No início de seu percurso, Lecuona criou imagens que oscilavam entre a figuração e a abstração. Seus trabalhos investigavam os adjetivos perceptivos da forma (primeiro, orgânicas e, depois, geométricas). A série Calas é desta fase. Suas imagens evocavam uma flor com conotações mortuárias, tornada desenho, pintura e tridimensional. Depois, as pinturas ganharam contornos em branco sobre um fundo preto e, mais tarde, o artista trouxe as memórias de uma enseada próximo à sua casa de infância, com diversas versões até chegar ao triângulo, que por sua vez, ganhou muitas variações e fundos.
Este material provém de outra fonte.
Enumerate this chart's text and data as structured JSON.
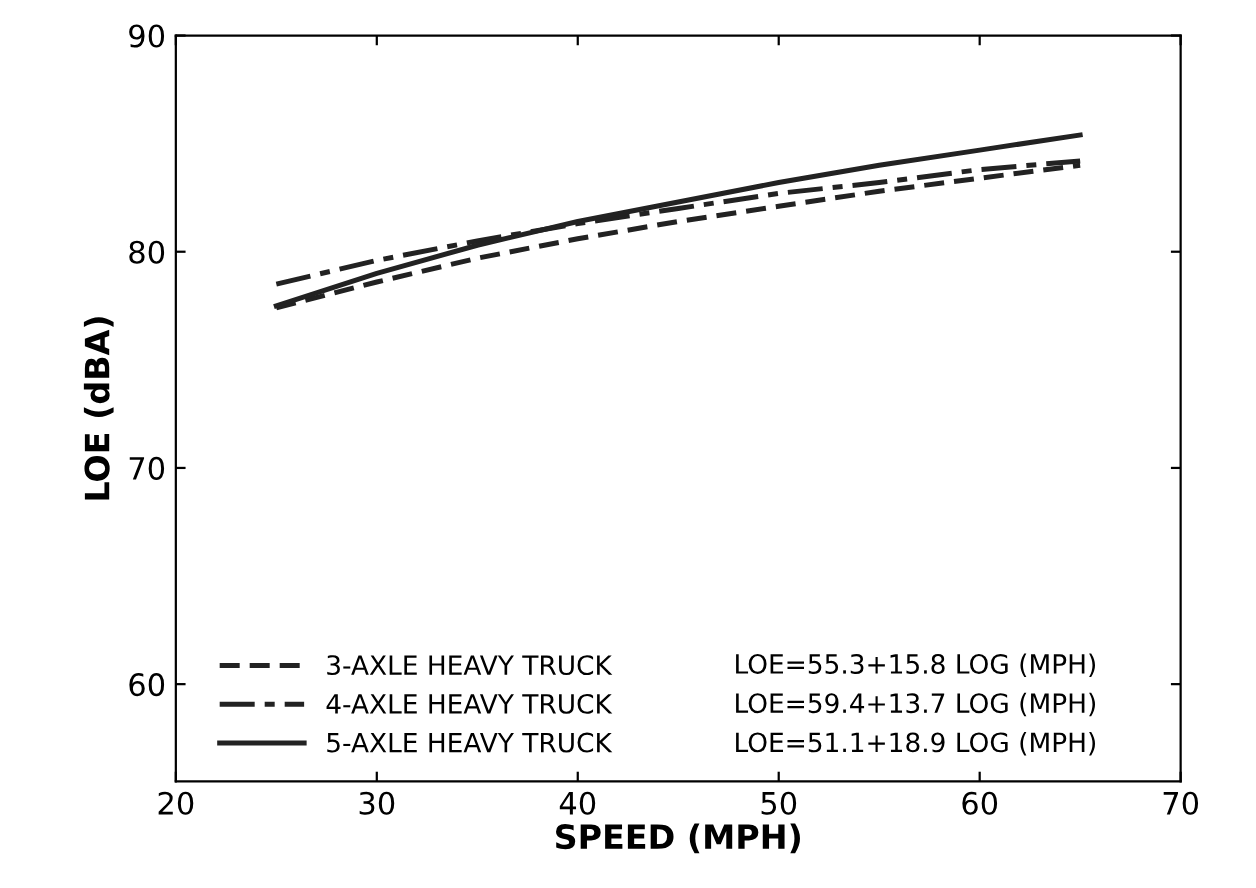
{
  "chart_data": {
    "type": "line",
    "xlabel": "SPEED (MPH)",
    "ylabel": "LOE (dBA)",
    "x": [
      25,
      30,
      35,
      40,
      45,
      50,
      55,
      60,
      65
    ],
    "series": [
      {
        "name": "3-AXLE HEAVY TRUCK",
        "color": "#222222",
        "line_style": "dashed",
        "values": [
          77.4,
          78.6,
          79.7,
          80.6,
          81.4,
          82.1,
          82.8,
          83.4,
          84.0
        ]
      },
      {
        "name": "4-AXLE HEAVY TRUCK",
        "color": "#222222",
        "line_style": "dashdot",
        "values": [
          78.5,
          79.6,
          80.5,
          81.3,
          82.0,
          82.7,
          83.2,
          83.8,
          84.2
        ]
      },
      {
        "name": "5-AXLE HEAVY TRUCK",
        "color": "#222222",
        "line_style": "solid",
        "values": [
          77.5,
          79.0,
          80.3,
          81.4,
          82.3,
          83.2,
          84.0,
          84.7,
          85.4
        ]
      }
    ],
    "annotations": [
      "LOE=55.3+15.8 LOG (MPH)",
      "LOE=59.4+13.7 LOG (MPH)",
      "LOE=51.1+18.9 LOG (MPH)"
    ],
    "xlim": [
      20,
      70
    ],
    "ylim": [
      55.5,
      90
    ],
    "xticks": [
      20,
      30,
      40,
      50,
      60,
      70
    ],
    "yticks": [
      60,
      70,
      80,
      90
    ],
    "legend": "bottom left",
    "grid": false
  }
}
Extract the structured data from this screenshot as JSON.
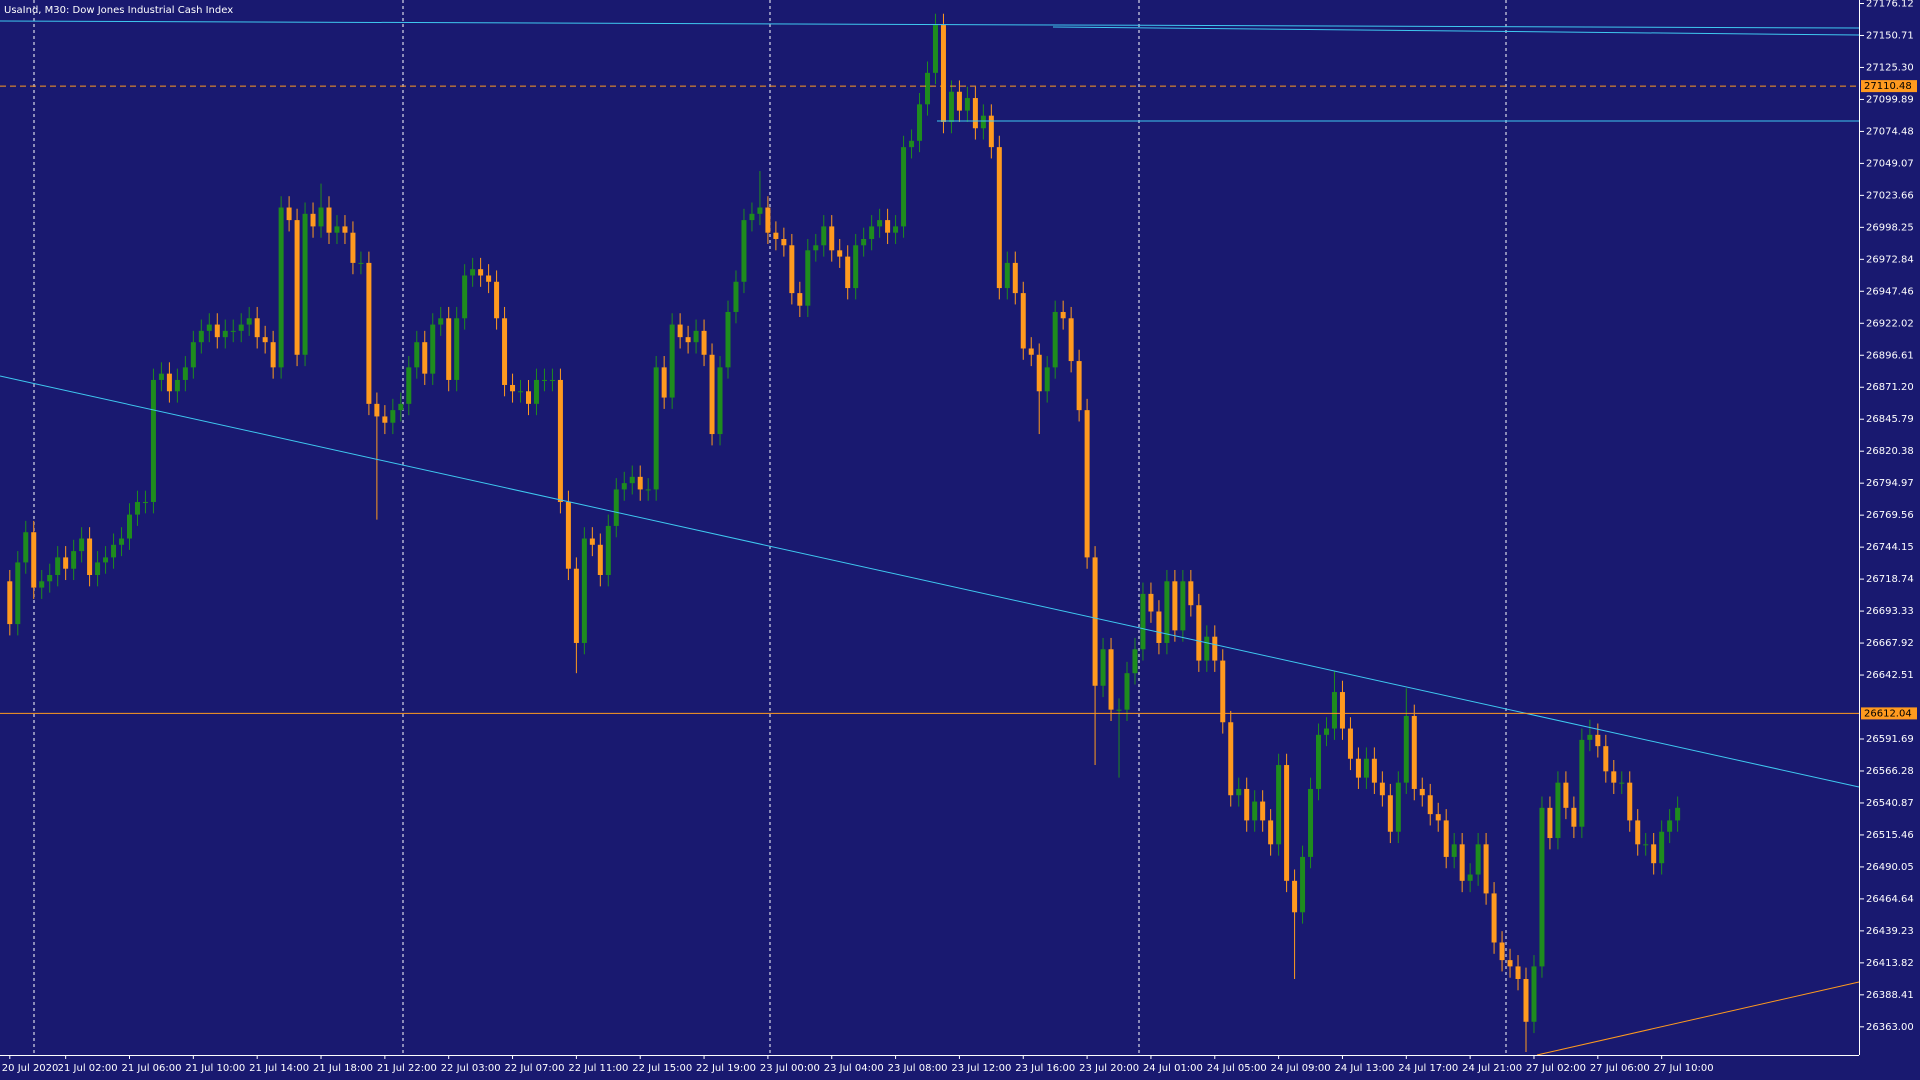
{
  "chart_data": {
    "type": "candlestick",
    "title": "UsaInd, M30:  Dow Jones Industrial Cash Index",
    "up_color": "#1e8c1e",
    "down_color": "#ff9a1f",
    "ylim": [
      26340.6,
      27178.9
    ],
    "yticks": [
      27176.12,
      27150.71,
      {
        "value": 27125.3,
        "label": "27125.30"
      },
      27099.89,
      27074.48,
      27049.07,
      27023.66,
      26998.25,
      26972.84,
      26947.46,
      26922.02,
      26896.61,
      {
        "value": 26871.2,
        "label": "26871.20"
      },
      26845.79,
      26820.38,
      26794.97,
      26769.56,
      26744.15,
      26718.74,
      26693.33,
      26667.92,
      26642.51,
      26591.69,
      26566.28,
      26540.87,
      26515.46,
      26490.05,
      26464.64,
      26439.23,
      26413.82,
      26388.41,
      {
        "value": 26363,
        "label": "26363.00"
      }
    ],
    "price_lines": [
      {
        "value": 27110.48,
        "style": "dashed",
        "color": "#ff9a1f"
      },
      {
        "value": 26612.04,
        "style": "solid",
        "color": "#ff9a1f"
      }
    ],
    "categories": [
      "20 Jul 2020",
      null,
      null,
      null,
      null,
      null,
      null,
      "21 Jul 02:00",
      null,
      null,
      null,
      null,
      null,
      null,
      null,
      "21 Jul 06:00",
      null,
      null,
      null,
      null,
      null,
      null,
      null,
      "21 Jul 10:00",
      null,
      null,
      null,
      null,
      null,
      null,
      null,
      "21 Jul 14:00",
      null,
      null,
      null,
      null,
      null,
      null,
      null,
      "21 Jul 18:00",
      null,
      null,
      null,
      null,
      null,
      null,
      null,
      "21 Jul 22:00",
      null,
      null,
      null,
      null,
      null,
      null,
      null,
      "22 Jul 03:00",
      null,
      null,
      null,
      null,
      null,
      null,
      null,
      "22 Jul 07:00",
      null,
      null,
      null,
      null,
      null,
      null,
      null,
      "22 Jul 11:00",
      null,
      null,
      null,
      null,
      null,
      null,
      null,
      "22 Jul 15:00",
      null,
      null,
      null,
      null,
      null,
      null,
      null,
      "22 Jul 19:00",
      null,
      null,
      null,
      null,
      null,
      null,
      null,
      "23 Jul 00:00",
      null,
      null,
      null,
      null,
      null,
      null,
      null,
      "23 Jul 04:00",
      null,
      null,
      null,
      null,
      null,
      null,
      null,
      "23 Jul 08:00",
      null,
      null,
      null,
      null,
      null,
      null,
      null,
      "23 Jul 12:00",
      null,
      null,
      null,
      null,
      null,
      null,
      null,
      "23 Jul 16:00",
      null,
      null,
      null,
      null,
      null,
      null,
      null,
      "23 Jul 20:00",
      null,
      null,
      null,
      null,
      null,
      null,
      null,
      "24 Jul 01:00",
      null,
      null,
      null,
      null,
      null,
      null,
      null,
      "24 Jul 05:00",
      null,
      null,
      null,
      null,
      null,
      null,
      null,
      "24 Jul 09:00",
      null,
      null,
      null,
      null,
      null,
      null,
      null,
      "24 Jul 13:00",
      null,
      null,
      null,
      null,
      null,
      null,
      null,
      "24 Jul 17:00",
      null,
      null,
      null,
      null,
      null,
      null,
      null,
      "24 Jul 21:00",
      null,
      null,
      null,
      null,
      null,
      null,
      null,
      "27 Jul 02:00",
      null,
      null,
      null,
      null,
      null,
      null,
      null,
      "27 Jul 06:00",
      null,
      null,
      null,
      null,
      null,
      null,
      null,
      "27 Jul 10:00",
      null,
      null
    ],
    "open": [
      26717,
      26683,
      26732,
      26756,
      26712,
      26717,
      26722,
      26736,
      26727,
      26741,
      26751,
      26722,
      26732,
      26736,
      26746,
      26751,
      26770,
      26780,
      26780,
      26877,
      26882,
      26868,
      26877,
      26887,
      26907,
      26916,
      26921,
      26911,
      26916,
      26916,
      26921,
      26926,
      26911,
      26907,
      26887,
      27014,
      27004,
      26897,
      27009,
      26999,
      27014,
      26994,
      26999,
      26994,
      26970,
      26970,
      26858,
      26848,
      26843,
      26853,
      26858,
      26887,
      26907,
      26882,
      26921,
      26926,
      26877,
      26926,
      26960,
      26965,
      26960,
      26955,
      26926,
      26873,
      26868,
      26868,
      26858,
      26877,
      26877,
      26877,
      26780,
      26727,
      26668,
      26751,
      26746,
      26722,
      26761,
      26790,
      26795,
      26800,
      26790,
      26790,
      26887,
      26863,
      26921,
      26911,
      26907,
      26916,
      26897,
      26834,
      26887,
      26931,
      26955,
      27004,
      27009,
      27014,
      26994,
      26989,
      26984,
      26946,
      26936,
      26980,
      26984,
      26999,
      26980,
      26975,
      26950,
      26984,
      26989,
      26999,
      27004,
      26994,
      26999,
      27062,
      27067,
      27096,
      27121,
      27159,
      27082,
      27106,
      27091,
      27101,
      27077,
      27087,
      27062,
      26950,
      26970,
      26946,
      26902,
      26897,
      26868,
      26887,
      26931,
      26926,
      26892,
      26853,
      26736,
      26634,
      26663,
      26615,
      26615,
      26644,
      26663,
      26707,
      26693,
      26668,
      26717,
      26678,
      26717,
      26698,
      26654,
      26673,
      26654,
      26605,
      26547,
      26552,
      26527,
      26542,
      26527,
      26508,
      26571,
      26479,
      26454,
      26498,
      26552,
      26595,
      26600,
      26629,
      26600,
      26576,
      26561,
      26576,
      26557,
      26547,
      26518,
      26557,
      26610,
      26552,
      26547,
      26532,
      26527,
      26498,
      26508,
      26479,
      26484,
      26508,
      26469,
      26430,
      26416,
      26411,
      26401,
      26367,
      26411,
      26537,
      26513,
      26557,
      26537,
      26522,
      26591,
      26595,
      26586,
      26566,
      26557,
      26557,
      26527,
      26508,
      26508,
      26493,
      26518,
      26527
    ],
    "high": [
      26726,
      26741,
      26765,
      26765,
      26726,
      26731,
      26745,
      26745,
      26750,
      26760,
      26760,
      26741,
      26745,
      26755,
      26760,
      26779,
      26789,
      26789,
      26886,
      26891,
      26891,
      26886,
      26896,
      26916,
      26925,
      26930,
      26930,
      26925,
      26925,
      26930,
      26935,
      26935,
      26920,
      26916,
      27023,
      27023,
      27013,
      27018,
      27018,
      27033,
      27023,
      27008,
      27008,
      27003,
      26979,
      26979,
      26867,
      26857,
      26862,
      26867,
      26896,
      26916,
      26916,
      26930,
      26935,
      26935,
      26935,
      26969,
      26974,
      26974,
      26969,
      26964,
      26935,
      26882,
      26877,
      26877,
      26886,
      26886,
      26886,
      26886,
      26789,
      26736,
      26760,
      26760,
      26755,
      26770,
      26799,
      26804,
      26809,
      26809,
      26799,
      26896,
      26896,
      26930,
      26930,
      26920,
      26925,
      26925,
      26906,
      26896,
      26940,
      26964,
      27013,
      27018,
      27043,
      27023,
      27003,
      26998,
      26993,
      26955,
      26989,
      26993,
      27008,
      27008,
      26989,
      26984,
      26993,
      26998,
      27008,
      27013,
      27013,
      27008,
      27071,
      27076,
      27105,
      27130,
      27168,
      27168,
      27115,
      27115,
      27110,
      27110,
      27096,
      27096,
      27071,
      26979,
      26979,
      26955,
      26911,
      26906,
      26896,
      26940,
      26940,
      26935,
      26901,
      26862,
      26745,
      26672,
      26672,
      26624,
      26653,
      26672,
      26716,
      26716,
      26702,
      26726,
      26726,
      26726,
      26726,
      26707,
      26682,
      26682,
      26663,
      26614,
      26561,
      26561,
      26551,
      26551,
      26536,
      26580,
      26580,
      26488,
      26507,
      26561,
      26604,
      26609,
      26646,
      26638,
      26609,
      26585,
      26585,
      26585,
      26566,
      26556,
      26566,
      26632,
      26619,
      26561,
      26556,
      26541,
      26536,
      26517,
      26517,
      26493,
      26517,
      26517,
      26478,
      26439,
      26425,
      26420,
      26410,
      26420,
      26546,
      26546,
      26566,
      26566,
      26546,
      26600,
      26607,
      26604,
      26595,
      26575,
      26566,
      26566,
      26536,
      26517,
      26517,
      26527,
      26536,
      26546
    ],
    "low": [
      26674,
      26674,
      26723,
      26703,
      26703,
      26708,
      26713,
      26718,
      26718,
      26732,
      26713,
      26713,
      26723,
      26727,
      26737,
      26742,
      26761,
      26771,
      26771,
      26868,
      26859,
      26859,
      26868,
      26878,
      26898,
      26907,
      26902,
      26902,
      26907,
      26907,
      26912,
      26902,
      26898,
      26878,
      26878,
      26995,
      26888,
      26888,
      26990,
      26990,
      26985,
      26985,
      26985,
      26961,
      26961,
      26849,
      26766,
      26834,
      26834,
      26844,
      26849,
      26878,
      26873,
      26873,
      26912,
      26868,
      26868,
      26917,
      26951,
      26951,
      26946,
      26917,
      26864,
      26859,
      26859,
      26849,
      26849,
      26868,
      26868,
      26771,
      26718,
      26644,
      26659,
      26737,
      26713,
      26713,
      26752,
      26781,
      26786,
      26781,
      26781,
      26781,
      26854,
      26854,
      26902,
      26898,
      26898,
      26888,
      26825,
      26825,
      26878,
      26922,
      26946,
      26995,
      27000,
      26985,
      26980,
      26975,
      26937,
      26927,
      26927,
      26971,
      26975,
      26971,
      26966,
      26941,
      26941,
      26975,
      26980,
      26990,
      26985,
      26985,
      26990,
      27053,
      27058,
      27087,
      27112,
      27073,
      27073,
      27082,
      27082,
      27068,
      27068,
      27053,
      26941,
      26941,
      26937,
      26893,
      26888,
      26834,
      26859,
      26878,
      26917,
      26883,
      26844,
      26727,
      26571,
      26625,
      26606,
      26561,
      26606,
      26635,
      26654,
      26684,
      26659,
      26659,
      26669,
      26669,
      26689,
      26645,
      26645,
      26645,
      26596,
      26538,
      26538,
      26518,
      26518,
      26518,
      26499,
      26499,
      26470,
      26401,
      26445,
      26489,
      26543,
      26586,
      26591,
      26591,
      26567,
      26552,
      26552,
      26548,
      26538,
      26509,
      26509,
      26548,
      26543,
      26538,
      26523,
      26518,
      26489,
      26489,
      26470,
      26470,
      26475,
      26460,
      26421,
      26407,
      26402,
      26392,
      26343,
      26358,
      26402,
      26504,
      26504,
      26528,
      26513,
      26513,
      26582,
      26577,
      26557,
      26548,
      26548,
      26518,
      26499,
      26499,
      26484,
      26484,
      26509,
      26518
    ],
    "close": [
      26683,
      26732,
      26756,
      26712,
      26717,
      26722,
      26736,
      26727,
      26741,
      26751,
      26722,
      26732,
      26736,
      26746,
      26751,
      26770,
      26780,
      26780,
      26877,
      26882,
      26868,
      26877,
      26887,
      26907,
      26916,
      26921,
      26911,
      26916,
      26916,
      26921,
      26926,
      26911,
      26907,
      26887,
      27014,
      27004,
      26897,
      27009,
      26999,
      27014,
      26994,
      26999,
      26994,
      26970,
      26970,
      26858,
      26848,
      26843,
      26853,
      26858,
      26887,
      26907,
      26882,
      26921,
      26926,
      26877,
      26926,
      26960,
      26965,
      26960,
      26955,
      26926,
      26873,
      26868,
      26868,
      26858,
      26877,
      26877,
      26877,
      26780,
      26727,
      26668,
      26751,
      26746,
      26722,
      26761,
      26790,
      26795,
      26800,
      26790,
      26790,
      26887,
      26863,
      26921,
      26911,
      26907,
      26916,
      26897,
      26834,
      26887,
      26931,
      26955,
      27004,
      27009,
      27014,
      26994,
      26989,
      26984,
      26946,
      26936,
      26980,
      26984,
      26999,
      26980,
      26975,
      26950,
      26984,
      26989,
      26999,
      27004,
      26994,
      26999,
      27062,
      27067,
      27096,
      27121,
      27159,
      27082,
      27106,
      27091,
      27101,
      27077,
      27087,
      27062,
      26950,
      26970,
      26946,
      26902,
      26897,
      26868,
      26887,
      26931,
      26926,
      26892,
      26853,
      26736,
      26634,
      26663,
      26615,
      26615,
      26644,
      26663,
      26707,
      26693,
      26668,
      26717,
      26678,
      26717,
      26698,
      26654,
      26673,
      26654,
      26605,
      26547,
      26552,
      26527,
      26542,
      26527,
      26508,
      26571,
      26479,
      26454,
      26498,
      26552,
      26595,
      26600,
      26629,
      26600,
      26576,
      26561,
      26576,
      26557,
      26547,
      26518,
      26557,
      26610,
      26552,
      26547,
      26532,
      26527,
      26498,
      26508,
      26479,
      26484,
      26508,
      26469,
      26430,
      26416,
      26411,
      26401,
      26367,
      26411,
      26537,
      26513,
      26557,
      26537,
      26522,
      26591,
      26595,
      26586,
      26566,
      26557,
      26557,
      26527,
      26508,
      26508,
      26493,
      26518,
      26527,
      26537
    ]
  }
}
Série “Inútil paisagem”. 2021. Técnica mista sobre tela. 130 x 100 cm.
Já nos anos de 1990, o artista convocou a figura feminina para seu repertório e se indagou sobre os problemas levantados pela história da arte, como por exemplo, as referências ao processo criativo de Marcel Duchamp. Assim, nos seus trabalhos, surgem aspectos figurativos, geométricos e cinéticos – suas obras são colocadas por alguns críticos, como “verdadeiros palimpsestos”. Essa “escrita”, “apagamento”, “reescrita” e “sobrescrita”, presente nas obras, é explicada, em depoimentos, nos quais o artista diz que uma forma altera a outra, ou ainda, uma forma se engancha com a outra.
Ele pesquisa materiais e pigmentos incessantemente. Intenciona deixar “restos de pensamentos” por meio do emprego de técnicas mistas, gestos, chapas de gravuras antigas, espátulas, sobreposições e transparência das cores. No seu processo criativo, a transição das aparências do mundo real acontece pelo domínio da cor e pela sobreposição de técnicas. Sobre os seus trabalhos, paira a compreensão de que até que ponto forma, cor e material libertam da intenção representativa.
Suas pinturas, especialmente são autorreferenciais. Nelas, se observa o contraste da linha e da mancha, bem como o embate desenho-pintura. Um olhar aguçado vê que os gatilhos do mundo invadem a memória de Lecuona e transbordam em suas telas. As obras chamadas Inútil Paisagem (2018-2022) nos dizem sobre isso. Assumidas pelo artista, como recortes urbanos – algo que ele vê de sua “ventana mnemónica”.

Série “Inútil paisagem”. 2022. Técnica mista sobre tela. 100 x 70 cm.
Em 2020, em residência na Fundación Calamuchita Arte, Lecuona fez uma série de desenhos com o mesmo nome, Paisagem Inútil, e esses seguem o mesmo princípio de suas pinturas. Eles combinam-se e recombinam-se; codificam a paisagem do isolamento pandêmico. Segundo o artista, os desenhos apropriam-se do lugar; seguem sua própria vida, então, o movimento da obra é o do mundo. Sentimos isso, na visita à exposição individual de São Paulo.
Enfim, percebemos a memória descritiva e recorrente do artista. Ele desvela lembranças de paisagens de modo gráfico, arquitetônico e intuitivo – traça um caminho íntimo e pessoal. Para o observador, o repouso do olhar sobre sua obra torna-se uma experiência única. Essa mirada, de certo modo, liga-se ao enunciado de Goethe “cada olhar envolve uma observação, cada observação uma reflexão, cada reflexão uma síntese”.
São Paulo, 15 de julho de 2023.
Alecsandra Matias de Oliveira.
Curadora independente. Doutora em Artes Visuais (ECA USP). Pós-doutorado em Artes Visuais (UNESP). Professora do CELACC (ECA USP). Pesquisadora do Centro Mario Schenberg de Documentação e Pesquisa em Artes (ECA USP). Membro da Associação Internacional de Crítica de Arte (AICA). Articulista do Jornal da USP e colaboradora da revista DasArtes. Autora dos livros Schenberg: Crítica e Criação (EDUSP, 2011) e Memória da Resistência (MCSP, 2022).